Основное — и неожиданное — впечатление от того вечера у Толстого было: да ведь это — светский, уверенно светский человек! Почему-то раньше, думая о нем, я всегда забывал о Толстом — графе. Настолько он перерос в моем юношеском воображении свой титул, возвеличивавший других, но умалявший его. И как же было приятно наяву — столкнуться опять, еще один раз в жизни, с человеком большой жизненной «привычки», умелого обхождения с людьми, искусства незаметно сводить любое разногласие, любой конфуз — к чему-то незначительному, взаимно даже как бы условленному и естественному.

На вопрос о «Хаджи-Мурате» Толстой с притворной, как мне тогда показалось, но, может быть, и искренней усталой грустью ответил: «Нет, я это опять забросил, и думаю — совсем уже! К чему… Надо думать о смерти, будить в людях совесть…»

То, что он диктовал (кажется, диктовал!) в тот вечер Юлии Ивановне, было обращением к Государю. Называлось — «Царю и его помощникам». Толстой несколько раз принимался за эту тему.

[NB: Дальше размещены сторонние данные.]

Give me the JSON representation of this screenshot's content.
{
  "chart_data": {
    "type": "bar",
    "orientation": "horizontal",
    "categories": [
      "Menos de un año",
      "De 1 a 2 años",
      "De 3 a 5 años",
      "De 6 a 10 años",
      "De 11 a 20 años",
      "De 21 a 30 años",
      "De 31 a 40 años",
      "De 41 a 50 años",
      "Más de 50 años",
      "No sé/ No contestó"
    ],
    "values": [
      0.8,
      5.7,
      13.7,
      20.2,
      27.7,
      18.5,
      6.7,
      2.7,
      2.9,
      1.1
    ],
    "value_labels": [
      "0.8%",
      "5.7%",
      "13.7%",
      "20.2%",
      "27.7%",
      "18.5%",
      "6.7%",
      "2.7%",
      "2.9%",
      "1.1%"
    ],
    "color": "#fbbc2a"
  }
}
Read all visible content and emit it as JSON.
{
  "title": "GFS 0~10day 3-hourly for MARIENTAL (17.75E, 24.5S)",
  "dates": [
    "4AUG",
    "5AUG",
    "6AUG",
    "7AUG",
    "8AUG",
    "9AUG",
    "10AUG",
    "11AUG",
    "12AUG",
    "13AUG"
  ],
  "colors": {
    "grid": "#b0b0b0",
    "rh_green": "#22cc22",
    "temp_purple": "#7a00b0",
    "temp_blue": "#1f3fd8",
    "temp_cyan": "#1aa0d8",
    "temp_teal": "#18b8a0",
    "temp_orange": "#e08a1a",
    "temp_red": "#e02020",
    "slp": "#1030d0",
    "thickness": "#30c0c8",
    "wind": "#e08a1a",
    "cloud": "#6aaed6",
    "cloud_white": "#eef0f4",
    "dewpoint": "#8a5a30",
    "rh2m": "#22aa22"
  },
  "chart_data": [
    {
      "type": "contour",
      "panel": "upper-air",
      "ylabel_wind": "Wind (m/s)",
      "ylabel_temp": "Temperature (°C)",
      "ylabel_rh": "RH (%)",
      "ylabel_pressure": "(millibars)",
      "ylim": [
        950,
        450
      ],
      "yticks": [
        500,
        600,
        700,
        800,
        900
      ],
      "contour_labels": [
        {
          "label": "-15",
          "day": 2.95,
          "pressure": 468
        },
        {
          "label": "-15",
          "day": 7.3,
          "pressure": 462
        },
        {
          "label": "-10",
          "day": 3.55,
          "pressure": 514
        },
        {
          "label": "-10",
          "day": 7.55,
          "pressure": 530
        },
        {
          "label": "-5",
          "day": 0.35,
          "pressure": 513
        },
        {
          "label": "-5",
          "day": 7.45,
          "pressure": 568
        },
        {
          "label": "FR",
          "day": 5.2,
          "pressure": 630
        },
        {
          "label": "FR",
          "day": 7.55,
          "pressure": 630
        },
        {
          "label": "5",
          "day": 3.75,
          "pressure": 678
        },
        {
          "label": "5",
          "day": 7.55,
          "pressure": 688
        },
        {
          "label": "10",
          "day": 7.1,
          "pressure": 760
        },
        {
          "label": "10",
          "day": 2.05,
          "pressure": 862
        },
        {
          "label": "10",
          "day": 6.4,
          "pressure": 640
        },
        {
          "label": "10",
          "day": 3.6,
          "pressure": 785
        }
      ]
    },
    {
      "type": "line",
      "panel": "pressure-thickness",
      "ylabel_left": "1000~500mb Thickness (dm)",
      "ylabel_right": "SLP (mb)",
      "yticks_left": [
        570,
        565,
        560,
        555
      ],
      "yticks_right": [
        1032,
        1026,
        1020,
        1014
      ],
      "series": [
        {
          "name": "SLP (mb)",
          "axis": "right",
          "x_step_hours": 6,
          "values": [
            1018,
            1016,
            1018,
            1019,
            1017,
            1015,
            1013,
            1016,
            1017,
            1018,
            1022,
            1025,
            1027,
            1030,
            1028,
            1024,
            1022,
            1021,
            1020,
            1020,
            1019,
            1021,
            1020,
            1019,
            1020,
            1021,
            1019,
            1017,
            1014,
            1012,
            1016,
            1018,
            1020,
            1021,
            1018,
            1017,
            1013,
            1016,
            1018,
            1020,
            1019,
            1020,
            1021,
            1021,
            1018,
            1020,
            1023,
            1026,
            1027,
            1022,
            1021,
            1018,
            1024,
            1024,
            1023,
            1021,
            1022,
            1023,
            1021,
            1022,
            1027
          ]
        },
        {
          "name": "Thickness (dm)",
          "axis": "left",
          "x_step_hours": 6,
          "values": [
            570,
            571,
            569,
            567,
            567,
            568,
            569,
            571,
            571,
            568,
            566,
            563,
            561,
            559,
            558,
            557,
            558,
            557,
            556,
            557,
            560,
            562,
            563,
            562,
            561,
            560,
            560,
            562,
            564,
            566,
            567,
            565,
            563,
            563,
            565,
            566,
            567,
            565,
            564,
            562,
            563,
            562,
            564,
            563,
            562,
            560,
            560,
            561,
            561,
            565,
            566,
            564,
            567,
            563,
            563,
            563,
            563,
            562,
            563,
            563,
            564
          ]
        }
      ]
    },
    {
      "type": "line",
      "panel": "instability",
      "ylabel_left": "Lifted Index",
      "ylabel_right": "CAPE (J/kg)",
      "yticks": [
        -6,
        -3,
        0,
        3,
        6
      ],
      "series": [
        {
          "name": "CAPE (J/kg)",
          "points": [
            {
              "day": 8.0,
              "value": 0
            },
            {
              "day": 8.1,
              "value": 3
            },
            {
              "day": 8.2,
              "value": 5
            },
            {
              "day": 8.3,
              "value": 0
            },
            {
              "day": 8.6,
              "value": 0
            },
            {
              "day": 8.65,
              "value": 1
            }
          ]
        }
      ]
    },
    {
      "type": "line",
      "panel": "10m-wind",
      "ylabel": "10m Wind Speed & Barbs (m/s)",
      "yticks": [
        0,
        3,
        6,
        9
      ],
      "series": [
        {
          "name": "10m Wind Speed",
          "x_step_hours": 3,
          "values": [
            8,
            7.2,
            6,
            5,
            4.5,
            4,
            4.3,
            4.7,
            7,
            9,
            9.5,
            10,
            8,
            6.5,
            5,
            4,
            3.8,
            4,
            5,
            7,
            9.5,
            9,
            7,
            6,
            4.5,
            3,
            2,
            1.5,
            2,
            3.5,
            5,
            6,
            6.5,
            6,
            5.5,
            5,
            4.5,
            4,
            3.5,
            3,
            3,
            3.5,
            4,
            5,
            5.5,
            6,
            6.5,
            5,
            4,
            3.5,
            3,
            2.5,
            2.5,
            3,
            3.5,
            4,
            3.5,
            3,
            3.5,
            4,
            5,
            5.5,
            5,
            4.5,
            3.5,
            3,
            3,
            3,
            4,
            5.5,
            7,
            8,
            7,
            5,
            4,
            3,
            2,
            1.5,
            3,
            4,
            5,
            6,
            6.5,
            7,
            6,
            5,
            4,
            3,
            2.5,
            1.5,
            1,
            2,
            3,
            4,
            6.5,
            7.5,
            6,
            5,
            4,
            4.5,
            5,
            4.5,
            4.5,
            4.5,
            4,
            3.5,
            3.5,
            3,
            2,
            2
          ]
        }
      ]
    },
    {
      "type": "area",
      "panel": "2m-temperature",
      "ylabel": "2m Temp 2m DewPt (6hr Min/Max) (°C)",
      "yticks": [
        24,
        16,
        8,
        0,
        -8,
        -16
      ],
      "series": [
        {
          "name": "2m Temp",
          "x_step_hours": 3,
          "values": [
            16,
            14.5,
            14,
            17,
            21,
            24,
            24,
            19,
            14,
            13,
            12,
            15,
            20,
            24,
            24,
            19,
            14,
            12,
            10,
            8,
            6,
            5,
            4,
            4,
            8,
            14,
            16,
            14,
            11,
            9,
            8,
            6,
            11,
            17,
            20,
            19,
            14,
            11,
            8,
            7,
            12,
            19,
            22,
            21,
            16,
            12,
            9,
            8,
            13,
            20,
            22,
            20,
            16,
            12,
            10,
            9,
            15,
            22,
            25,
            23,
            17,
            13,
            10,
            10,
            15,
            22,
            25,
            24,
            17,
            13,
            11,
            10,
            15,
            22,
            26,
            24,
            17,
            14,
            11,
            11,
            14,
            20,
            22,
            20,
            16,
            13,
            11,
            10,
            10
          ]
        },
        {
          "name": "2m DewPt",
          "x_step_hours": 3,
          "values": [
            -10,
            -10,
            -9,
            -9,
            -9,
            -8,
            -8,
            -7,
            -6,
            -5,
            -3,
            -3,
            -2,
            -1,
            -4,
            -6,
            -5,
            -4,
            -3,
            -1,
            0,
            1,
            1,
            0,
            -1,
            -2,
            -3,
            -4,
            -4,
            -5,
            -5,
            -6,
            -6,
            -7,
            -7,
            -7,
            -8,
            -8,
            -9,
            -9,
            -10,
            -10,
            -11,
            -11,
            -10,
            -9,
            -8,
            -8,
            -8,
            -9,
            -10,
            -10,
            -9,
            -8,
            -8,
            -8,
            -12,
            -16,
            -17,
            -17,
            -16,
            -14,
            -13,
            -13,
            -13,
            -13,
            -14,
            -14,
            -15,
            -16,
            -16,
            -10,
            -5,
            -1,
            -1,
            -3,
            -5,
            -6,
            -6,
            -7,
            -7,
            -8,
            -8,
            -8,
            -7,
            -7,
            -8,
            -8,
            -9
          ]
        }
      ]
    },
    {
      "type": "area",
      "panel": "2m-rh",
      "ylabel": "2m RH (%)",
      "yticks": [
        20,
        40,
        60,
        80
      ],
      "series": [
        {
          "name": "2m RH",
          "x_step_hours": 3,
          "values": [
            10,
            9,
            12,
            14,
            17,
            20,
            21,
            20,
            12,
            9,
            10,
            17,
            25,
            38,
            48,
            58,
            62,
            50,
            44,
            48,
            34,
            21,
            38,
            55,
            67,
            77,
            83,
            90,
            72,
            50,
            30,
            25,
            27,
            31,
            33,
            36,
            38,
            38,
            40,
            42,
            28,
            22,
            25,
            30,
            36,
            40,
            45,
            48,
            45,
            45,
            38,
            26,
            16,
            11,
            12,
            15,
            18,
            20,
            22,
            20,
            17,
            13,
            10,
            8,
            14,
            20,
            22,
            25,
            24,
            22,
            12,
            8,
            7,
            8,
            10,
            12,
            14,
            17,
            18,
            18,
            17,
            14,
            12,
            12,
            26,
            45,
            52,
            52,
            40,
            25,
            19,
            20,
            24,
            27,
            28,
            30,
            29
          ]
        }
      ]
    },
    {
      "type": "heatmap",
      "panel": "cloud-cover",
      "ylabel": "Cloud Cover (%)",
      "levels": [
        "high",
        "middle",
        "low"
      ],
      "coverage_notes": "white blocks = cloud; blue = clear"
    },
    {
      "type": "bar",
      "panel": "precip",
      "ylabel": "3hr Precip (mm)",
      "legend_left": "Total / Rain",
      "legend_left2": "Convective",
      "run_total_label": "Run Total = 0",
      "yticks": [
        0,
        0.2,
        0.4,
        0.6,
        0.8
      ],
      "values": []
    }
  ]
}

Игумнова стала на меня жаловаться. Я «готовился» тогда профессорами к кафедре государственного права. В полезности властного государственного начала сомневался так же мало, как в собственном здоровье! Моральная проповедь била мимо моего сознания, казалась бедной, скучной, насильственной, неинтересной — как вегетарианство или проповеди баптистов. Друзья-художники, гордясь моей «ученостью», всегда корили за «сухость». Хорошо еще, что я, как и многие тогда, демонстративно не держал экзаменов в 1899 году, после избиения студентов нагайками, потеряв год и стипендию.

— Повлияйте на него, Лев Николаевич. Охота ему держать и теперь какие-то государственные экзамены! Пусть откажется от своей гиблой юриспруденции!

Но ни спора, ни проповеди никому в тот вечер не хотелось. Толстой только качал укоризненно головой; но предпочел перевести разговор на репинскую мастерскую, знакомых художников, толки об их искусстве, на живопись…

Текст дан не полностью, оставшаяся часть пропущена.